These crises negatively influence our country’s food availability and food affordability dynamics, which inevitably disproportionately affects the poor, resulting in our current food crisis of epidemic proportions. To further contextualise this: we have the highest incidence of child malnutrition in the world; the highest rate of youth unemployment in the world; a basic healthy food basket costs about R4,500, while the average household income is much less than this; we have more than 18 million people on social grants which are grossly inadequate to meet their dietary needs and living expenses; and our economy can’t grow fast enough to exit people out of poverty and unemployment.

Paradoxically, we have more than enough food in South Africa to feed everyone since we have a net surplus. Equally bizarre, more than 10 million tonnes of all the food that is produced is lost or wasted along the food value chain from farm to fork, due to various supply chain weaknesses that are out of their control. Unless we take some key actions now to address our food crisis, we are likely to face increasing social unrest, like the July 2021 riots in KwaZulu-Natal, but on a more grandiose and destructive scale, from which we may never fully recover.

In general, South Africa has failed to capitalise on this golden opportunity that offers several benefits: (1) Timeously recover this mostly edible surplus food across the value chain to cost-effectively address malnutrition and food insecurity at scale (2) By diverting food away from landfill we will reduce the impact of food loss and waste on the environment (3) The resultant economic, social and health benefits of creating a surplus food ecosystem.

For this to be realised, we need the national government to introduce regulations that promote food donations; change the public’s incorrect perception of what surplus food is; clarify which foods may be donated for food system representatives; and create a framework that integrates these recommendations across relevant government departments.

Wasted opportunities

According to the United Nations Environment Programme, food systems account for an estimated 30% to 34% of global greenhouse gas emissions. A 2023 study by the International Food Policy Research Institute on the Economic Effects of Reducing Food Loss and Waste in Nigeria, Kenya and Bangladesh demonstrated that halving food loss and waste results in GDP increases of between 1.1% and 2%, with up to 13 million people lifted out of poverty.

Several countries have recently implemented legislation to promote food donations and make dumping of edible surplus food illegal (France and Italy), while other countries are in the process of drafting regulatory changes to reduce food loss and waste as a climate-mitigation strategy.

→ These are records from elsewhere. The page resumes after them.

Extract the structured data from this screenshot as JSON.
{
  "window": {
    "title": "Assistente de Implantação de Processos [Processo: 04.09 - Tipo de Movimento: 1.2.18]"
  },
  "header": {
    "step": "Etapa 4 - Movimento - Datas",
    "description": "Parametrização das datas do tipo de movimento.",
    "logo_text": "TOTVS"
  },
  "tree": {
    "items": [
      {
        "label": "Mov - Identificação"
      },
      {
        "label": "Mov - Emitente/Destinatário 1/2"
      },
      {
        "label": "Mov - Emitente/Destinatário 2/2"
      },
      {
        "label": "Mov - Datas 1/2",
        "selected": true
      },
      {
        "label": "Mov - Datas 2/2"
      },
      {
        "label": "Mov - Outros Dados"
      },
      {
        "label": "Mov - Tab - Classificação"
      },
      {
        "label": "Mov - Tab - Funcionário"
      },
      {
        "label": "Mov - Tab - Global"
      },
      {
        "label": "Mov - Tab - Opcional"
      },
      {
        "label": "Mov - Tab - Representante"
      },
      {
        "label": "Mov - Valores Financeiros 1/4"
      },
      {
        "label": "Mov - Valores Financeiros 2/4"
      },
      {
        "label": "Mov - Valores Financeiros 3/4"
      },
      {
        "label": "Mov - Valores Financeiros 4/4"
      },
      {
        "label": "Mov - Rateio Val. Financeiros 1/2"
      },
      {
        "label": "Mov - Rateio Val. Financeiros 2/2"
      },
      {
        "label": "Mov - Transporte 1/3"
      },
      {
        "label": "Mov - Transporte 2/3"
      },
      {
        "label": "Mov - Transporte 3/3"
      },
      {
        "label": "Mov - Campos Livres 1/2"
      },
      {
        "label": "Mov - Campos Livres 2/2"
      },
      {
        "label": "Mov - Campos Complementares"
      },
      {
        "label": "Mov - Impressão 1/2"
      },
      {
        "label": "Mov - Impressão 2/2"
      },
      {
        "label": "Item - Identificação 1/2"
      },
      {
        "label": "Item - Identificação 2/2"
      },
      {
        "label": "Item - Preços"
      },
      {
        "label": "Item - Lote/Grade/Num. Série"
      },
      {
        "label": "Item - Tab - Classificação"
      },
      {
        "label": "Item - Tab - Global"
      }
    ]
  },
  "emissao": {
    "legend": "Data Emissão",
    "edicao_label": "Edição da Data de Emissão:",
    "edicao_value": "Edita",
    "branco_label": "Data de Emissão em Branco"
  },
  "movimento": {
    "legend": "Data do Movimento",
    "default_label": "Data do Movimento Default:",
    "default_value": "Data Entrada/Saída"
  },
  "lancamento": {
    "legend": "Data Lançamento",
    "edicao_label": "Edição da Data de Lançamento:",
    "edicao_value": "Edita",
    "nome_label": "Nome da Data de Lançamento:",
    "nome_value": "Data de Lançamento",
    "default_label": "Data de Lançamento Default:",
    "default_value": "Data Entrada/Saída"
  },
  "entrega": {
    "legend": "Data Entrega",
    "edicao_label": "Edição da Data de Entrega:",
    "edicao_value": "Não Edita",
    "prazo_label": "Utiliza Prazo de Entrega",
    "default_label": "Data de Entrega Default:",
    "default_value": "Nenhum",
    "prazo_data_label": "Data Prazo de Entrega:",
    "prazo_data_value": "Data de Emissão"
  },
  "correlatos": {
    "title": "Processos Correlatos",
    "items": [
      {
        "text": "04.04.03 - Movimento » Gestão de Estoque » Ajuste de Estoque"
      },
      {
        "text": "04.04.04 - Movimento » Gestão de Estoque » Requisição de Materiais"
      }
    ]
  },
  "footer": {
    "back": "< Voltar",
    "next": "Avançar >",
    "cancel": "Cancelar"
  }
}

South Africa, despite being a signatory to the United Nations’ Sustainable Development Goals (SDGs), including SDG 12.3, which refers to sustainable consumption and production, with a target to halve food loss and waste by 2030, has not made any regulatory amendments to date to achieve this goal.

As hardship persists across South Africa, the chasm of inequality will continue to widen, leading to millions of (especially young) people who are unemployed, starving, angry and desperate. Desperate people with nothing also have nothing to lose. Unless we take some key actions now to address our food crisis, we are likely to face increasing social unrest, like the July 2021 riots in KwaZulu-Natal, but on a more grandiose and destructive scale, from which we may never fully recover.

As we mark the UN’s World Food Day on 16 October 2023, FoodForward SA calls on President Cyril Ramaphosa and his office to consider the urgent implementation of food donation regulations, and to consult more broadly and meaningfully around solutions and strategic actions towards an inclusive Food and Nutrition Security Plan, one which involves food system industry representatives and civil society organisations addressing food insecurity.